Personal information
- Born: April 2, 1965 (age 61) Pensacola, Florida, U.S.
- Listed height: 5 ft 10 in (1.78 m)
- Listed weight: 200 lb (91 kg)

Career information
- College: Baylor University

Career history
- 1987–88: St. Louis / Phoenix Cardinals
- 1988: Tampa Bay Buccaneers
- 1989–91: Hamilton Tiger-Cats
- 1993: Toronto Argonauts
- 1995: Hamilton Tiger-Cats

Awards and highlights
- CFL East All-Star (1989);
- Stats at Pro Football Reference

= Derrick McAdoo =

American gridiron football player (born 1965)

Derrick McAdoo (born April 2, 1965) is an American former professional football player who was a running back in the National Football League (NFL) and Canadian Football League (CFL). He was a CFL All-Star in 1989.
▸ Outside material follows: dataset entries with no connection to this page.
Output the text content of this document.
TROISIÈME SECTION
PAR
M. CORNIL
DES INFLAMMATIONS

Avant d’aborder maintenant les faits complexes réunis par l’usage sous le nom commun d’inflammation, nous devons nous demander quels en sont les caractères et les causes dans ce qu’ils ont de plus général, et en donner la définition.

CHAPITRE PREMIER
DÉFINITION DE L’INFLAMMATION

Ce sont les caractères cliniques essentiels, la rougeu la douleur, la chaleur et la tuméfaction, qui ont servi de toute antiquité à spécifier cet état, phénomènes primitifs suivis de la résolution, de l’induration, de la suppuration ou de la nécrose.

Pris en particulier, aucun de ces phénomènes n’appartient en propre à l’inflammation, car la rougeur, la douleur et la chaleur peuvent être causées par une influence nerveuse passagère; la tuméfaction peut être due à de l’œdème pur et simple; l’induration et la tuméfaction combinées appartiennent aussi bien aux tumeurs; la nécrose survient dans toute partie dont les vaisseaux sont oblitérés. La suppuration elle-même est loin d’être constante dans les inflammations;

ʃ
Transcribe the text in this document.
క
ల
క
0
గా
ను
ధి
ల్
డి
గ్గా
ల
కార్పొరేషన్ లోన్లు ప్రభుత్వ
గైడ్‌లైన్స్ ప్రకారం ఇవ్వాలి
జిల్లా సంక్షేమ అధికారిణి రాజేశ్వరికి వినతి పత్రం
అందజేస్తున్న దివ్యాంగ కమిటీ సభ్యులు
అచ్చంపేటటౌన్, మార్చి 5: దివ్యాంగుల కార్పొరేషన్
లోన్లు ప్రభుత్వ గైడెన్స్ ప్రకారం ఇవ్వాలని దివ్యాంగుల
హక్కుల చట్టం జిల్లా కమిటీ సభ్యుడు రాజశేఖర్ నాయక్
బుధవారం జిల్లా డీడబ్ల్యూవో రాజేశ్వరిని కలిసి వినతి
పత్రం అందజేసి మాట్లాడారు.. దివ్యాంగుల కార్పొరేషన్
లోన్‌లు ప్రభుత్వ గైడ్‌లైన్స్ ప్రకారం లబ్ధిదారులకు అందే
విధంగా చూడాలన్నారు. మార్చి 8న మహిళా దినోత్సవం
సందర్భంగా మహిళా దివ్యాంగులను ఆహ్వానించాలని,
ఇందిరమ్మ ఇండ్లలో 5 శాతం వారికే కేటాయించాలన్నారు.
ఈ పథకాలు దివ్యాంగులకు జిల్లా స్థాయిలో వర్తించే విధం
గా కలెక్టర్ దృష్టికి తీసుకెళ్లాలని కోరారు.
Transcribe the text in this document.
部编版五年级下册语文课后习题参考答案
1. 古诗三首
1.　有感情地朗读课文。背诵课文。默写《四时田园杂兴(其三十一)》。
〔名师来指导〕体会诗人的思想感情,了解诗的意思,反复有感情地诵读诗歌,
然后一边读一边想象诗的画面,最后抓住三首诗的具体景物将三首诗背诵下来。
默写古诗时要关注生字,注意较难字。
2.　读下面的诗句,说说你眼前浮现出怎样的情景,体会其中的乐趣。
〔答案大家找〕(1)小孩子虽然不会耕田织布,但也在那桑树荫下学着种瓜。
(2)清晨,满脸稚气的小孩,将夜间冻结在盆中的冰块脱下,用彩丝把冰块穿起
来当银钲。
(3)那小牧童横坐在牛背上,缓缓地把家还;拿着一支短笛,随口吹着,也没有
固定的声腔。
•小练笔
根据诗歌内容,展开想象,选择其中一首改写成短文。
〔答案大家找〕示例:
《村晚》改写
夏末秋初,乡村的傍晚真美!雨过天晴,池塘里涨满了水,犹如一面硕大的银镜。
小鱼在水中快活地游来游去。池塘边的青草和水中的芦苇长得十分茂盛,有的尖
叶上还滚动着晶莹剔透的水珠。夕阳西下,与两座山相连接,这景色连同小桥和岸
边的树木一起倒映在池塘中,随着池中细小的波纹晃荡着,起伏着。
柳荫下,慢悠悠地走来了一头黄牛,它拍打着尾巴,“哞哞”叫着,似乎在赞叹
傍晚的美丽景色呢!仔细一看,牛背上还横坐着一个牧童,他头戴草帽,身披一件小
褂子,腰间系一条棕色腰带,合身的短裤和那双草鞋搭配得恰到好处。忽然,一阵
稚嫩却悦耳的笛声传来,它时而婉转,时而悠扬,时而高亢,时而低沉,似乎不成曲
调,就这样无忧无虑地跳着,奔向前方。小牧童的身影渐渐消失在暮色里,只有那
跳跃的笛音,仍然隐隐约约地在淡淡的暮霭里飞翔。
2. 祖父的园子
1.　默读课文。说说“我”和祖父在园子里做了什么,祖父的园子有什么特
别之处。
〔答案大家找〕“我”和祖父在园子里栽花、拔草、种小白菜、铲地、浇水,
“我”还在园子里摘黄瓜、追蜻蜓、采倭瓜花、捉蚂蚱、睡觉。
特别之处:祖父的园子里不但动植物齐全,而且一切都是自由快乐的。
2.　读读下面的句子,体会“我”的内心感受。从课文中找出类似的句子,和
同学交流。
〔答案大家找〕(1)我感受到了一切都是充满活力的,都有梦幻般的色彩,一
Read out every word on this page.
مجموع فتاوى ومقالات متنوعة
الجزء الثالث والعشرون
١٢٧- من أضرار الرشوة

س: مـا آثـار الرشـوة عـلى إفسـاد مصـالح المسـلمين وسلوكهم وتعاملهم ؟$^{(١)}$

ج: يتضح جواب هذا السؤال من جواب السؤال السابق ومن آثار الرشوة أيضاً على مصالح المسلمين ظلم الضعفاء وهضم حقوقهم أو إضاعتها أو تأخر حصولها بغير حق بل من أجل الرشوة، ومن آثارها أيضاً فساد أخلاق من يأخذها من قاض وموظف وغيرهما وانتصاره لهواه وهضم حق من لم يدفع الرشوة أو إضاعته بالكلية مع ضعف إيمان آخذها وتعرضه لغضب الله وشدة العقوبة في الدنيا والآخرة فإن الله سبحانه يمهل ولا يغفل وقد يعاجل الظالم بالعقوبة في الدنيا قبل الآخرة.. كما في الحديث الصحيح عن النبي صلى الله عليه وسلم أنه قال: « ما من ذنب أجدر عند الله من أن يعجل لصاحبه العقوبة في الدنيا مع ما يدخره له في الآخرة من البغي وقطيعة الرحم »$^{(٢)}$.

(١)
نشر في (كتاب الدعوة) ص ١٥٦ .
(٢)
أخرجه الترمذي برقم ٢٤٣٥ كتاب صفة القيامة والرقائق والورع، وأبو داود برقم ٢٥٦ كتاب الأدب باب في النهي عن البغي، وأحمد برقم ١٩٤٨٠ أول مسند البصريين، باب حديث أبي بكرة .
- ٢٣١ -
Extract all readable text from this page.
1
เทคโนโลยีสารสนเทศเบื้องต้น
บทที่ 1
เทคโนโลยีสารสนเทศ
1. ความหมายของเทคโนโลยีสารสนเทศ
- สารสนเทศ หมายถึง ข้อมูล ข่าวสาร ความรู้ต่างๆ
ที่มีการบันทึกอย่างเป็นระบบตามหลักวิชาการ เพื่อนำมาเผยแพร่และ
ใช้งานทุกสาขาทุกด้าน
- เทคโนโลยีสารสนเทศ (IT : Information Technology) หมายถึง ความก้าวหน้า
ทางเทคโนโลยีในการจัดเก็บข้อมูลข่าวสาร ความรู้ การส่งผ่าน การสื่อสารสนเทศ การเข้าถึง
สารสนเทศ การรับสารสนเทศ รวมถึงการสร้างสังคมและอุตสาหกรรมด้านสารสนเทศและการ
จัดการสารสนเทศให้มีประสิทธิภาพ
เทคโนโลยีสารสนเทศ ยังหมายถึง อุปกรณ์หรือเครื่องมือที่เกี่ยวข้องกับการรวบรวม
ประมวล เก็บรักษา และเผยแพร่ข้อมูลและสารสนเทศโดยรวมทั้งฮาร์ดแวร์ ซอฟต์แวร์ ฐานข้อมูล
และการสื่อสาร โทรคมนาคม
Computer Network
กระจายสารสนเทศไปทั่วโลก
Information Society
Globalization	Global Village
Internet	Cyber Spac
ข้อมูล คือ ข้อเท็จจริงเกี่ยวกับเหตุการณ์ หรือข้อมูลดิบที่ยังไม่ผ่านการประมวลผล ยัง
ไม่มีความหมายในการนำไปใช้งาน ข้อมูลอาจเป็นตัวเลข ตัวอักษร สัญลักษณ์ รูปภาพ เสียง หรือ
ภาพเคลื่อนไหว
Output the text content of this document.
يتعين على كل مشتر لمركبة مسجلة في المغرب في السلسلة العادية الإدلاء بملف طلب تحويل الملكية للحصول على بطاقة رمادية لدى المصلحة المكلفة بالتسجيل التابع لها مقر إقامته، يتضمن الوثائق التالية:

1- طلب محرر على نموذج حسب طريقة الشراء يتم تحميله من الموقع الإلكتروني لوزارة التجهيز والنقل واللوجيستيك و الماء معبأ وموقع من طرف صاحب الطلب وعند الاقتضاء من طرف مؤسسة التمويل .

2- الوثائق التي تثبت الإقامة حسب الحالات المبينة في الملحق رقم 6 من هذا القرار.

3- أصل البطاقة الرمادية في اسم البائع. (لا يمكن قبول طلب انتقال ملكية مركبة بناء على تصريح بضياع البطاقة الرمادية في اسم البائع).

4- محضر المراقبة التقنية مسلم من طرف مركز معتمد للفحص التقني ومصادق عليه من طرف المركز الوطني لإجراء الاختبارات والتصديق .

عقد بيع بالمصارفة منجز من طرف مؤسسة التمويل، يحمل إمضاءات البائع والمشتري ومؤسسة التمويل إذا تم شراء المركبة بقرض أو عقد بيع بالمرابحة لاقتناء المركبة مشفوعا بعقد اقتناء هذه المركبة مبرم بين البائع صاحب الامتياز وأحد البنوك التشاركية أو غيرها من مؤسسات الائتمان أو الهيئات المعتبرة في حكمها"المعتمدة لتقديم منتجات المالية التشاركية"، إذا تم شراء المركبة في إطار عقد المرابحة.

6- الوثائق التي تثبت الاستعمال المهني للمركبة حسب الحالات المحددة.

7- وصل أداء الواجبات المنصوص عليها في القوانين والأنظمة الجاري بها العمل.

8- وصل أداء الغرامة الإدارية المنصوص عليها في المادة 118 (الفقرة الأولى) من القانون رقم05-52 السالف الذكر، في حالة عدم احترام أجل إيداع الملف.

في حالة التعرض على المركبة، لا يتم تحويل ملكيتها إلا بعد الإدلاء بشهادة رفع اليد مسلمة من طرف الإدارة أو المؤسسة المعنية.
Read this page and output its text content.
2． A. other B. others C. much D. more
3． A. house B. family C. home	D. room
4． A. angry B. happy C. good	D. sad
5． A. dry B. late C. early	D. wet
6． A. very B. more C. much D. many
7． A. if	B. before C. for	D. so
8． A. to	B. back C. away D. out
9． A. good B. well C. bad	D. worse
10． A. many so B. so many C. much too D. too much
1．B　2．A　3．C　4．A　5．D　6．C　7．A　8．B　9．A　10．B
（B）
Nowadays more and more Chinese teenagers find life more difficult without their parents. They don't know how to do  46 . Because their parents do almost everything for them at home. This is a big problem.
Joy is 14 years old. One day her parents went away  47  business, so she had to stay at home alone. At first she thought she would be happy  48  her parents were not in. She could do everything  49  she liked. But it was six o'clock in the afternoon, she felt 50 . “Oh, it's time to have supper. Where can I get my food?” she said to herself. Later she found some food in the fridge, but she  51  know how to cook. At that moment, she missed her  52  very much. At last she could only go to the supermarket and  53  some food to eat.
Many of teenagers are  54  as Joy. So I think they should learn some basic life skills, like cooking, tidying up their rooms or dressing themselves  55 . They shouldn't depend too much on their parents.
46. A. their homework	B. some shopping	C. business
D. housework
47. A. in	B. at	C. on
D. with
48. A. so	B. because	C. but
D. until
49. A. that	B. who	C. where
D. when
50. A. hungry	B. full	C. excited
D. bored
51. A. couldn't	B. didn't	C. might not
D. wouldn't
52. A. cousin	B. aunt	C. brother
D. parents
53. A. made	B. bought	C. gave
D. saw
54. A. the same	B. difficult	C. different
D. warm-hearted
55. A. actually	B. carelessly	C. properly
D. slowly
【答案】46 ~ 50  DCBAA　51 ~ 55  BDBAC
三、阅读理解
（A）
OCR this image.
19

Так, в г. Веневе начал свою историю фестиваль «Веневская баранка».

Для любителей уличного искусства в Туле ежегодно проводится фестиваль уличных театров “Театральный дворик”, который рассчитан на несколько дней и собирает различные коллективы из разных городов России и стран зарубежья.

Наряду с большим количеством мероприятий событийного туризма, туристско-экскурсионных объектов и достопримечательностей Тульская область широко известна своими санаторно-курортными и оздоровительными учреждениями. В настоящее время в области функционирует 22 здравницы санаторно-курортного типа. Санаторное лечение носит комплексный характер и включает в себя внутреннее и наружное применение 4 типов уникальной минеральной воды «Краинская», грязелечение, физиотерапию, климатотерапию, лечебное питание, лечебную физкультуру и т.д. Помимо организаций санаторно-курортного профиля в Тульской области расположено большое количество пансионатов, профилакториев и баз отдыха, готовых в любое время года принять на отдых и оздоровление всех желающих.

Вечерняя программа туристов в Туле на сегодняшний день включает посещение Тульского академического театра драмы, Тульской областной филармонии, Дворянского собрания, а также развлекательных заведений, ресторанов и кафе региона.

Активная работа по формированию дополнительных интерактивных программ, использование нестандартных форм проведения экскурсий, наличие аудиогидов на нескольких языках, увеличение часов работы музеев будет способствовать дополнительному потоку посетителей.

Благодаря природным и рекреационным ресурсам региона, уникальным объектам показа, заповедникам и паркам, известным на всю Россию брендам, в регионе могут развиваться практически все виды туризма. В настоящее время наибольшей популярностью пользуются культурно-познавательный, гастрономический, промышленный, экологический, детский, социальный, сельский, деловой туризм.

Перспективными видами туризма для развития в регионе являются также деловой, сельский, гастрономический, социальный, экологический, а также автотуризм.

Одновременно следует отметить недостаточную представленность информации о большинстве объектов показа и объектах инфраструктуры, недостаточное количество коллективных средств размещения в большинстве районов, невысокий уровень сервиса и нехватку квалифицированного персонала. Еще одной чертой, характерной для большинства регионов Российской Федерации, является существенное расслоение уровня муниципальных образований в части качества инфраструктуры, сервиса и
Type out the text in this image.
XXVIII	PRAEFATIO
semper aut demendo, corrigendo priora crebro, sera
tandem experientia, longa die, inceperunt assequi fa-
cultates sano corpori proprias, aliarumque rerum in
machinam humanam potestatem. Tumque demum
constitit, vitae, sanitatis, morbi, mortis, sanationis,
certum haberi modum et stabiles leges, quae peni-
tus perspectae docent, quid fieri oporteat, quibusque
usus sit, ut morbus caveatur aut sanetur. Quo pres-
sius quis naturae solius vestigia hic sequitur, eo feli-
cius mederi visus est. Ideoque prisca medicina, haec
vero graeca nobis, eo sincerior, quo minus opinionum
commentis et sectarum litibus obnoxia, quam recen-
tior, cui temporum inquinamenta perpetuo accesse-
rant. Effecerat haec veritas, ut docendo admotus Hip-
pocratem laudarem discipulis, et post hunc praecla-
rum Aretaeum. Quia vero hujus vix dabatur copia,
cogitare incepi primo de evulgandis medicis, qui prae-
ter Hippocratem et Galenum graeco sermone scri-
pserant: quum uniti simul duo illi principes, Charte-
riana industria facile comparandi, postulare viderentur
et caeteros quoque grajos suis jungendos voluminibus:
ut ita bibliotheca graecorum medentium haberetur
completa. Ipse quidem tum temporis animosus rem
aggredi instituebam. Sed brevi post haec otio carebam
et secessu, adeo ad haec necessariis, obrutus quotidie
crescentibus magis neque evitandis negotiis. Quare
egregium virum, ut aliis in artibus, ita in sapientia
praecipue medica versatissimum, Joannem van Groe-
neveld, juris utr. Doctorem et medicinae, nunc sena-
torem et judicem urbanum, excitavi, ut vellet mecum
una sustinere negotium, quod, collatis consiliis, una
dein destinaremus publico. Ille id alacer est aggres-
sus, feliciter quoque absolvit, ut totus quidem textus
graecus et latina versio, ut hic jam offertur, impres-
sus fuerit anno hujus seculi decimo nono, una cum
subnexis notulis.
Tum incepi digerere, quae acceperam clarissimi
McAdoo signed with the St. Louis Cardinals in 1987 after playing football with the Baylor Bears. He rushed for 230 yards in his first season.. He came to Canada in 1989 and played with the Hamilton Tiger-Cats. He had a career season, rushing for 1039 yards and was chosen as an all-star. He later played one season (4 regular season games) with the Toronto Argonauts He now lives in Katy, Texas with his wife and two children.